Pastoral ministry is when an appointed leader (also known as a "pastor," "shepherd," "priest" or "bishop") guides people in meeting their spiritual needs through Christ. The objective of pastoral ministry is to restore hope, faith and love in the hearts of God's followers. The majority of ministering that takes place within a Christian denomination can be described as pastoral ministry. In pastoral ministry the minister helps to connect believers to Christ, the church and their communities. As stated by SJTW.com, "Pastoral ministry is bringing Christ's compassion to people in emotional, mental, physical or spiritual need as well as helping others to recognize their gifts and empowering them to use these gifts in the service of others." Examples of pastoral ministry include bereavement support, visiting the sick, ministering to the jailed, feeding the hungry, having church services, celebrating communion, participating in worship and other social activities.

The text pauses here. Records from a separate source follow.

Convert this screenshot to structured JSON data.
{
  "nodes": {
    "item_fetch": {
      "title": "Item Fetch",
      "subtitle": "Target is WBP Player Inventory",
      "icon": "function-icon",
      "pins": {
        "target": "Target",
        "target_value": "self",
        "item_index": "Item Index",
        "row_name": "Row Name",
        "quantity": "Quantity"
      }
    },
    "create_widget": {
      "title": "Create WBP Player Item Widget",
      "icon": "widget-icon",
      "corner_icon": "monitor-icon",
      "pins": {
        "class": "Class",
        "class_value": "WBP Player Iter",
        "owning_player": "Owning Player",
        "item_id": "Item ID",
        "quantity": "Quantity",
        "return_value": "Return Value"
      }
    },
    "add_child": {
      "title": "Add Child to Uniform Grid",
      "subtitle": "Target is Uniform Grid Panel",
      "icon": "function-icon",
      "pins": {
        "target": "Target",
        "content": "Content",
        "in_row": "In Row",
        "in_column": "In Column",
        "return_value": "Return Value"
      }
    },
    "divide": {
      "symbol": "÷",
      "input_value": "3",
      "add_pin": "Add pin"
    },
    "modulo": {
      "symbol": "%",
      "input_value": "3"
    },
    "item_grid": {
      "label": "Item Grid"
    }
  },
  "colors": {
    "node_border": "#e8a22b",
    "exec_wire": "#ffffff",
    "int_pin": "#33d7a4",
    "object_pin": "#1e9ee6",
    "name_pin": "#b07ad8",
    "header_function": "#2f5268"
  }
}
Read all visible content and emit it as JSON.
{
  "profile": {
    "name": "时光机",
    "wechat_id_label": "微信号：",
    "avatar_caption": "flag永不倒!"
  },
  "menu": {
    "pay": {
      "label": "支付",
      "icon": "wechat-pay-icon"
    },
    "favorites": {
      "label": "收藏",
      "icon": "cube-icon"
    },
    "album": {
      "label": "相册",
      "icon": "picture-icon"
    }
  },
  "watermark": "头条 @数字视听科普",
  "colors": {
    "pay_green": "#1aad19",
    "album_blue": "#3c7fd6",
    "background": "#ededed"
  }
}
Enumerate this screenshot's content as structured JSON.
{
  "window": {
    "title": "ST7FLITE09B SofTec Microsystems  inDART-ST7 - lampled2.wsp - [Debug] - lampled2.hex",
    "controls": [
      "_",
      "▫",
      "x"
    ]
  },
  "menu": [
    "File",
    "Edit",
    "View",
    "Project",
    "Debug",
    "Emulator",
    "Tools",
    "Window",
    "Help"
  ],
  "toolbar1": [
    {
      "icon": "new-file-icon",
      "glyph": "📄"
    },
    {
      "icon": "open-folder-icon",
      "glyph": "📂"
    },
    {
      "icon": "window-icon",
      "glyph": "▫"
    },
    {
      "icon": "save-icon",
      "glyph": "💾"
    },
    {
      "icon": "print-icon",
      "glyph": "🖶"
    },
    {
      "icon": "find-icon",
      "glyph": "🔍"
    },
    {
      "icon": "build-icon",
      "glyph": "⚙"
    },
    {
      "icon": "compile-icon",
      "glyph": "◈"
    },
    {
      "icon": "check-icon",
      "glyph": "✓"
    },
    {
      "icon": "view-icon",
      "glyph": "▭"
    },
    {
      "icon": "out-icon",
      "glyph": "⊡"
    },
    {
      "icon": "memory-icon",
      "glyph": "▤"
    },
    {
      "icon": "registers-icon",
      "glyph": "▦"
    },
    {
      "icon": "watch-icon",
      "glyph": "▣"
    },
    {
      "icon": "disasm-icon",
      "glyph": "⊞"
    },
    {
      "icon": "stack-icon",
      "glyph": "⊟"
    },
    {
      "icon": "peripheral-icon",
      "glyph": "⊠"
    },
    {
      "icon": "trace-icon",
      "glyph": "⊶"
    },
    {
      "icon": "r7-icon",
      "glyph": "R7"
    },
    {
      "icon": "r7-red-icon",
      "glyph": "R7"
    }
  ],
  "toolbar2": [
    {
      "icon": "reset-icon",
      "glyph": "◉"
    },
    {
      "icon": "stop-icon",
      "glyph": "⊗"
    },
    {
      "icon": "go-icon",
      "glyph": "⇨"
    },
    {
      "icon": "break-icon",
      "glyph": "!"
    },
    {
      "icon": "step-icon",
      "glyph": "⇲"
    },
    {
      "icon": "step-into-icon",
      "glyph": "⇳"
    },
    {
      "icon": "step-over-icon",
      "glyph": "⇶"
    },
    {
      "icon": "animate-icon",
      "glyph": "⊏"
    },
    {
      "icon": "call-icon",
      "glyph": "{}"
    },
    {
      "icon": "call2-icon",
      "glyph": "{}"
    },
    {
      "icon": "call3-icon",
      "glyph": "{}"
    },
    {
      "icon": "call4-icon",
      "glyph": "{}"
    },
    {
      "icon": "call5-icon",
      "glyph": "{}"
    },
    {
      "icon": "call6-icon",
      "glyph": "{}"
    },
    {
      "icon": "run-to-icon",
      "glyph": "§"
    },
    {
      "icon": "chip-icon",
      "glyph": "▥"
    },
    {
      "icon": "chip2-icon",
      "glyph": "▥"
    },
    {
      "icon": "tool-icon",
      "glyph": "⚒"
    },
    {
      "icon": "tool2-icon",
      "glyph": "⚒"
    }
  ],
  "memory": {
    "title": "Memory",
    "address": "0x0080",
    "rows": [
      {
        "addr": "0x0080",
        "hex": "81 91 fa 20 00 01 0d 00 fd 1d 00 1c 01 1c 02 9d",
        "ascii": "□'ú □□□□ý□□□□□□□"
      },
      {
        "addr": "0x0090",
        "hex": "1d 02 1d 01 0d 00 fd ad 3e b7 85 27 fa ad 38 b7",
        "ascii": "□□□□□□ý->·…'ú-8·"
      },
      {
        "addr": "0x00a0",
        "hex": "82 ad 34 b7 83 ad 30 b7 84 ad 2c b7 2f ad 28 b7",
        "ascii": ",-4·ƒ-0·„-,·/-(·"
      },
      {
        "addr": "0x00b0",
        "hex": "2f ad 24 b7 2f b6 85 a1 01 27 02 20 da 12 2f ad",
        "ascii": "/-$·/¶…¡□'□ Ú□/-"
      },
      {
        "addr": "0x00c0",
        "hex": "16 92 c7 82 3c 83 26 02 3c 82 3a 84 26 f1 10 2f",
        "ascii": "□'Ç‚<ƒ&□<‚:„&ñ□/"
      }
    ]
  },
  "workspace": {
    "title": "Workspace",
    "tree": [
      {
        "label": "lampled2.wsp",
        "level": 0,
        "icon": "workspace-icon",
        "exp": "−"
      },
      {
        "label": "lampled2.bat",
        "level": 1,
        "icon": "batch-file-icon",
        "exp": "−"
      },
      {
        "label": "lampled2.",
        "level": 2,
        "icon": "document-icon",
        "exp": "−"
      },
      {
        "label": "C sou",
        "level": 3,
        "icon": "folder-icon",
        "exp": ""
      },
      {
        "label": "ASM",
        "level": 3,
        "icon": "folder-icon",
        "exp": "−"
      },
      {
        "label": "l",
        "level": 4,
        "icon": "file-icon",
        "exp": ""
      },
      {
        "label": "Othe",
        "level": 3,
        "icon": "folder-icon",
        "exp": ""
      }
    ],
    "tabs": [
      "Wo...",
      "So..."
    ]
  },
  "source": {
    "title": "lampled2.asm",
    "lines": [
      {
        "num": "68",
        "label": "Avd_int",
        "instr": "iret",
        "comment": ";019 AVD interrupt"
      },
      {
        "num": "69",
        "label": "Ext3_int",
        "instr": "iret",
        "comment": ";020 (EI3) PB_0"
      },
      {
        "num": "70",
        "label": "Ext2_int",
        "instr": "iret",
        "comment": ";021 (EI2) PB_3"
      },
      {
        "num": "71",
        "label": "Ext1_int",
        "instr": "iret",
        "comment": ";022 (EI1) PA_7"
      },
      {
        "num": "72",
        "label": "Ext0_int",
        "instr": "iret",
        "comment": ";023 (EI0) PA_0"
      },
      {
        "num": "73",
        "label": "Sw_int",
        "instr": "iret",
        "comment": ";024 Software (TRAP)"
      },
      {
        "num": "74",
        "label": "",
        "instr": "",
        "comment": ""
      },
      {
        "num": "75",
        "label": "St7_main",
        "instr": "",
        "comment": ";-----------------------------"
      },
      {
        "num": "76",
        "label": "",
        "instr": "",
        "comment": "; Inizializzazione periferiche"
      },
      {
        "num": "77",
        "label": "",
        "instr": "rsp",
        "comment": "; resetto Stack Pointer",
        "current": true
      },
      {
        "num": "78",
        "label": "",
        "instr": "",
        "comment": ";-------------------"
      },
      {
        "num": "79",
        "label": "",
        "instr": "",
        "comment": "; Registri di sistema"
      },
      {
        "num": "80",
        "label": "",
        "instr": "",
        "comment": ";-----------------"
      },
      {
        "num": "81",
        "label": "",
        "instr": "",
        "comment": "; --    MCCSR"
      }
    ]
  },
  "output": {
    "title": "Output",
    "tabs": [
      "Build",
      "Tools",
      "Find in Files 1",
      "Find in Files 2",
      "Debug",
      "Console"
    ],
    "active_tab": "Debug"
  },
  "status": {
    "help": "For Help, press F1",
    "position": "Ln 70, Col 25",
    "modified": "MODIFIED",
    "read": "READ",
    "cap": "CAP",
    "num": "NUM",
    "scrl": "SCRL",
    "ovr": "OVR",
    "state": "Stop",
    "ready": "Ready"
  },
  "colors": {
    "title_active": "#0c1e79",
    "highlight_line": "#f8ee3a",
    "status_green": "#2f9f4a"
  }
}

According to Christian beliefs the spirit of a person influences every part of life. A spirit must be fed regularly according to the faith to keep it healthy and flourishing. Pastoral care is the ministry of spiritual care, education and counseling. The main focus is on the nurturing of each person's spirit. A pastor, in the role of a spiritual nurturer, is the one who actually performs pastoral care. Pastoral care involves the tending of the pastor to those within the same community of faith. Every aspect of a pastor's interactions with the people in the pastor's realm of influence is a part of pastoral care. Pastoral care is a type of pastoral ministry.
Pastoral Care of Pastors
Pastoral care can include care specifically for a pastor. Pastoral care in this sense is the recharging of the pastor's spiritual energy by another person. Some ministers who perform pastoral care are assigned to a particular pastor. In this case, pastoral care is designed to support the pastor in fulfilling his duties in ministry. Examples of pastoral care for a pastor may consist of managing a pastor's ministry schedule, taking the pastor's phone calls, responding to ministry requests and coordinating other aspects of a pastor's ministry.